Sometimes you just take a leap of faith that changes your lives forever. That's what our family did about four years ago when we received a phone call from YFU about the urgent need for a host family for a 16-year old German boy. They sent us an e-mail copy of his student profile and host family letter. Like our daughter, Marcus volunteered for the Red Cross in his hometown, so that gave us a feeling of connection. We impulsively agreed to be his "arrival family" to help him get off to a good start for the first few months of his academic year here.With a daughter and a son in college, a daughter in her senior year and a son in third grade, plus two working parents, our household was always hopping anyway with everybody's crazy schedules, so what difference would one more make? So, just 24 hours after speaking to Marcus for the first time, he was on his way into our home---and into our hearts. Our leap of faith was rewarded in that Marcus, who returned "home" to us just last week, is probably one of the most kind, considerate, undemanding, appreciative, and funny teens you could ever imagine-and we were proud to have him as our exchange son.
Marcus was the ultimate participant, enthusiastically soaking up every experience he could find while at Lahser High School! When his chances of making the football team seemed bleak due to his lack of size and knowledge of football, he devoted himself to being a dedicated student trainer who was at every practice, every game. When Marcus had extra time to be at school, he would make himself useful by helping with stage sets for the play or lighting for concerts.
Marcus had special relationships with each family member: for example, as a dedicated big brother to our young Ryan, always willing to join him for a game of pool, basketball or even fishing. Similarly, Marcus was an experienced younger brother and knew just how to tease Marissa, the big sister by one year. That really kept her feet on the ground! As a son to Ken and me, his constant good humor, enthusiasm and helpful nature were always appreciated. Those qualities seemed to rub off on our own children too! We felt especially good on the day he started calling us Mom and Dad!
Our commitment was simply to offer a place to live, three meals a day and the love, support, and encouragement to get through the year in a new home. Students can share a room (not a bed, though) with a same-sex host sibling. They come with health insurance, their own spending money (to cover things like yearbooks, phone calls, clothing needs, booster club dues, etc.), and with the commitment that they will live according to the rules and values of their host families and the organization.

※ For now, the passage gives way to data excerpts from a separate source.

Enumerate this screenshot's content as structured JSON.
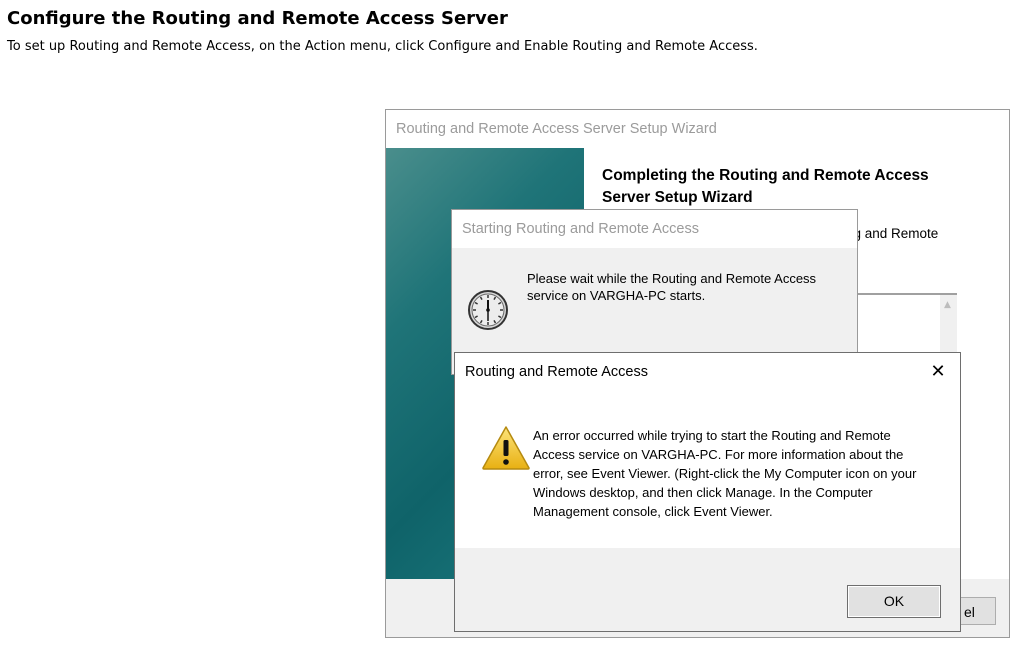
{
  "doc": {
    "title": "Configure the Routing and Remote Access Server",
    "instruction": "To set up Routing and Remote Access, on the Action menu, click Configure and Enable Routing and Remote Access."
  },
  "wizard": {
    "title": "Routing and Remote Access Server Setup Wizard",
    "heading": "Completing the Routing and Remote Access Server Setup Wizard",
    "partial_text": "ng and Remote",
    "cancel_partial": "el"
  },
  "starting_dialog": {
    "title": "Starting Routing and Remote Access",
    "message": "Please wait while the Routing and Remote Access service on VARGHA-PC starts."
  },
  "error_dialog": {
    "title": "Routing and Remote Access",
    "close_glyph": "✕",
    "message": "An error occurred while trying to start the Routing and Remote Access service on VARGHA-PC. For more information about the error, see Event Viewer. (Right-click the My Computer icon on your Windows desktop, and then click Manage. In the Computer Management console, click Event Viewer.",
    "ok_label": "OK",
    "icon": "warning-icon"
  },
  "colors": {
    "wizard_banner": "#0f6369",
    "dialog_bg": "#f0f0f0",
    "warning_yellow": "#f5c518"
  }
}
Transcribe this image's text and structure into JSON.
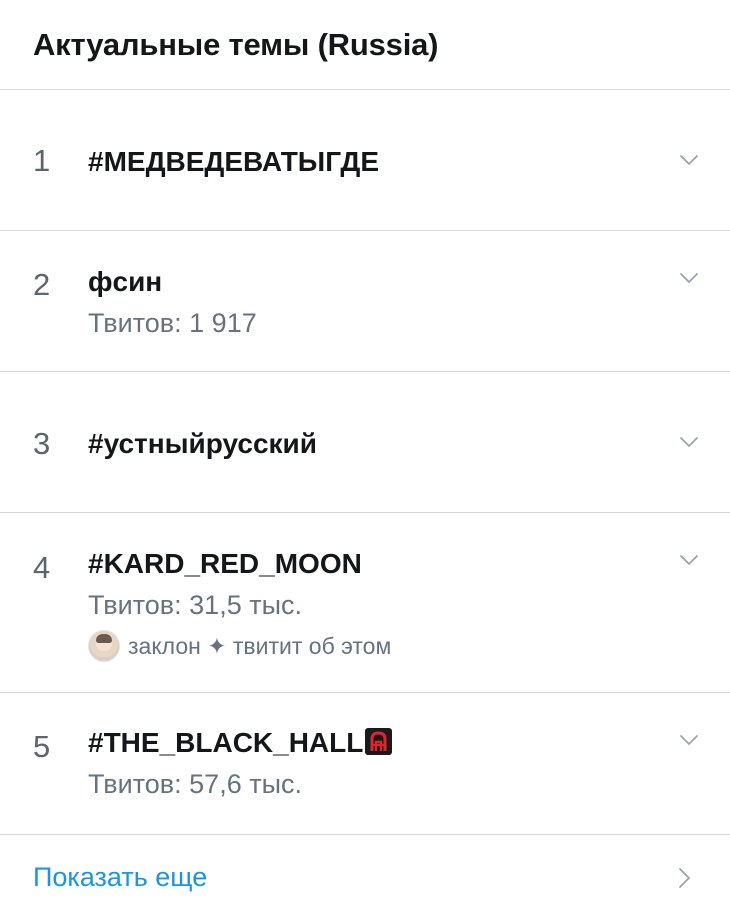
{
  "header": {
    "title": "Актуальные темы (Russia)"
  },
  "trends": [
    {
      "rank": "1",
      "topic": "#МЕДВЕДЕВАТЫГДЕ"
    },
    {
      "rank": "2",
      "topic": "фсин",
      "count": "Твитов: 1 917"
    },
    {
      "rank": "3",
      "topic": "#устныйрусский"
    },
    {
      "rank": "4",
      "topic": "#KARD_RED_MOON",
      "count": "Твитов: 31,5 тыс.",
      "social": "заклон ✦ твитит об этом"
    },
    {
      "rank": "5",
      "topic": "#THE_BLACK_HALL",
      "count": "Твитов: 57,6 тыс.",
      "emoji": "red-a-emoji"
    }
  ],
  "show_more": {
    "label": "Показать еще"
  },
  "colors": {
    "accent": "#1b95e0",
    "text_primary": "#14171a",
    "text_secondary": "#66727f",
    "divider": "#d4d8dc"
  },
  "icons": {
    "expand": "chevron-down-icon",
    "more": "chevron-right-icon"
  }
}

YFU gave us good support throughout the experience. The volunteer area rep makes sure that students and families are adjusting well. With over 60 years of experience and 250,000 students exchanged, YFU is a non-profit with a solid reputation for making this the best possible experience for all involved.
Some people might think that our experience was extraordinary, but there are many families just as thrilled as we were. For example, there were two other "arrival" families who took that leap of faith the same day we did. Those families were much unlike our family in many respects, but we all shared the same common enjoyment of young people. One couple was much younger with a five-year old child who ended up sharing a room in their apartment with his new big brother Oscar. Host dad was the school band director, and Oscar ended up playing "silent trumpet" while marching proudly with his new friends in the band. The other couple was much older (grandparents already), and they chose the lively Sonja to fill their empty nest with fun and enthusiasm. She really enjoyed being a host aunt to little Xavier and felt no hesitation about being the only child at home with her communicative host parents. Both those placements, just like ours, went from temporary to permanent.
Maybe we hesitated just a little to do this at first, wondering how much work it was going to be. But nobody could have told us then how much we were going to love him. In the note he left on his pillow for us to find after he left three years ago, he wrote simply this: "You just took me. You looked on that piece of paper, and you said YES. Thank you for that. It was just great. And it is still! All the things you did for me, I look up to you. Thank you for everything, Mom and Dad!"